I hate to break the news to the DeWine campaign, but "newspaper endorsement screenings" are nothing like "de facto debates," even if they feature both candidates sitting in a board room together and even if they are live-streamed so that voters can listen in.

Trust me on this. I sat in on more of these newspaper endorsement meetings than I care to remember in my 30 years at the Cincinnati Enquirer. They are not free-wheeling discussions of a broad range of issues important to the public; they tend to be limited to whatever parochial interests the newspaper editors have. And the interests of the editors rarely match the interests of voters at large.

To call them "de facto" debates is laughable to anyone who has had to sit through them.

DeWine, over his 46 years in Ohio politics, has blown hot and cold when it comes to debating opponents. He does it when he thinks it can benefit him; he refuses when he thinks it could hurt him.

In the spring of this year, he refused the Ohio Debate Commission's invitation to debate his GOP primary opponents. The commission, which is funded by Ohio philanthropies, had to call off the debate.

Again, the fear factor. He didn’t want to give Trumpish opponents like Jim Renacci and Joe Blystone a chance to sink their teeth into him. Scared of a couple of guys who had absolutely no chance of winning the primary.

Whaley's campaign, not surprisingly, has accepted every debate invitation it can. She has far less name recognition than her opponent, who began his political career the year she was born. She would debate him face-to-face every day between now and Nov. 8 if she could.

Nan Whaley, former mayor of Dayton, responds to a question in the Ohio Gubernatorial Democratic Primary Debate with John Cranley, former mayor of Cincinnati, at the Paul Robeson Cultural & Performing Arts Center at Central State University in Wilberforce, Ohio, Tuesday, March 29, 2022.
Meg Vogel
AP Pool The Cincinnati Enquirer
Nan Whaley, former mayor of Dayton, responds to a question in the Ohio Gubernatorial Democratic Primary Debate with John Cranley, former mayor of Cincinnati, at the Paul Robeson Cultural & Performing Arts Center at Central State University in Wilberforce, Ohio, Tuesday, March 29, 2022.

DeWine has yet to accept an invitation to a real debate.

Jill Zimon, executive director of the Ohio Debate Commission, said the organization is still trying to put something together, even though the clock is ticking.

"We are continuing to reach out to the campaigns," Zimon said. "We are still hopeful that we can put this together."

When I talked to Cohen in August, the University of Akron professor said he would be "flabbergasted" if the two candidates for governor did not have a real debate.

Now, though, he says he doubts it will happen at all.

"It would appear (DeWine) has no intention of debating," Cohen said. "It's really remarkable.

"A sitting governor should be able to go in front of the people of his state and make his case," Cohen said. "If he can't do that, he should get into another business."

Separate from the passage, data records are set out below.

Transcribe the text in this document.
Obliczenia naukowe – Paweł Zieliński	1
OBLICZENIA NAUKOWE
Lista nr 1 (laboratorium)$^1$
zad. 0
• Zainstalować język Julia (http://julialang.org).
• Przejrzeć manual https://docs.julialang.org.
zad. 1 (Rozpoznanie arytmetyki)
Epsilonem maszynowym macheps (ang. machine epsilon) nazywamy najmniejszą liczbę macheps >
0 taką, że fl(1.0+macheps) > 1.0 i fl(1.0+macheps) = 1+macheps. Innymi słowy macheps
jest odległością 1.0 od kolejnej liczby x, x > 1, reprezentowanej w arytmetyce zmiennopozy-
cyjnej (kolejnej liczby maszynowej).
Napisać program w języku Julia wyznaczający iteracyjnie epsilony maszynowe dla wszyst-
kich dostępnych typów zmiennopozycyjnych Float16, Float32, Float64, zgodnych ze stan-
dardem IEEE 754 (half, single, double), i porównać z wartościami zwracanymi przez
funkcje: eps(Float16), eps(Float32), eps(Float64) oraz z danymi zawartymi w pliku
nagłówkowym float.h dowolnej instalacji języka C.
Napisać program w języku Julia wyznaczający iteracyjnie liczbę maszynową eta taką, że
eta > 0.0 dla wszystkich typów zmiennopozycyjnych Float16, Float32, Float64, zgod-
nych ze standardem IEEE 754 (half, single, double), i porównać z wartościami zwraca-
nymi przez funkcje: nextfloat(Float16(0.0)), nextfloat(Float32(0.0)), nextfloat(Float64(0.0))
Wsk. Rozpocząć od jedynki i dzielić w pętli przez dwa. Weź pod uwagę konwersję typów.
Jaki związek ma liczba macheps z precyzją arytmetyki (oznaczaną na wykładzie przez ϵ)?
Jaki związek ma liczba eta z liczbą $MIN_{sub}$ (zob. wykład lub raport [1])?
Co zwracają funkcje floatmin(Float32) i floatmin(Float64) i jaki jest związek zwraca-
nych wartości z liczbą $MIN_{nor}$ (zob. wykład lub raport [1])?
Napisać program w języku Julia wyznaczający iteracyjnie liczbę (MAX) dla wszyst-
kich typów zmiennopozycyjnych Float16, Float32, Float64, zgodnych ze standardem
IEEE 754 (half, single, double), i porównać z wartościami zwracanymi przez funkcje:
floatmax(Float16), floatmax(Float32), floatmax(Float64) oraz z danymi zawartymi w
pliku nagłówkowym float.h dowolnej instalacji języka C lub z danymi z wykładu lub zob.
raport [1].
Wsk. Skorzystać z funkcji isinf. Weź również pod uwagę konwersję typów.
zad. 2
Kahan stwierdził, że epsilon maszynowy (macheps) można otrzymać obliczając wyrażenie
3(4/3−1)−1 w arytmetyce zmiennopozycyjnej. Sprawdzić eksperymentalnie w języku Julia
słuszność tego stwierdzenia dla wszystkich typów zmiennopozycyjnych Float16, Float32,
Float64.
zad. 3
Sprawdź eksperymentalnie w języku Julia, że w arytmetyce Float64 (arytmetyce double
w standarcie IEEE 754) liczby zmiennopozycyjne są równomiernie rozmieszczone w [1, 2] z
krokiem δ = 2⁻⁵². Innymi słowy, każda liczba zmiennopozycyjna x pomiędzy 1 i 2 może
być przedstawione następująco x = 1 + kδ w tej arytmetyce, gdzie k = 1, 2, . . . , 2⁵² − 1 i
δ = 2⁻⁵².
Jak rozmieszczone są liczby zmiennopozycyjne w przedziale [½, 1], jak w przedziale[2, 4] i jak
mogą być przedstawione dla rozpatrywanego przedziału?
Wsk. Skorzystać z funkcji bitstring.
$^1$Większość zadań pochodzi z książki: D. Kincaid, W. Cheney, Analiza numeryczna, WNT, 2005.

Maybe DeWine should take a page from the book of George Voinovich, the late governor responsible for making DeWine a statewide political figure in 1990 when he chose the relatively obscure congressman from Greene County to be his running mate.

In 1994 — the same year DeWine was first elected to the U.S. Senate — Voinovich ran for re-election as governor and his Democratic opponent, State Sen. Rob Burch, was totally unknown outside his tiny corner of eastern Ohio. Burch had zero chance of winning that race.

Yet Voinovich agreed to one debate with Burch, which took place in the CET studio in Cincinnati.

Voinovich was reluctant to say the least, but he did it. There was no harm and no foul in the debate itself and Voinovich won the election with 72% of the vote. Burch had 25%.

No offense intended to Burch, a good guy, but he was in over his head. Whaley, on the other hand, is 10 times the candidate Burch was.

Ohio voters deserve to hear from both DeWine and Whaley. If George Voinovich was still around, I have a feeling he would tell DeWine just that — suck it up and do it.

Howard Wilkinson is in his 50th year of covering politics on the local, state and national levels.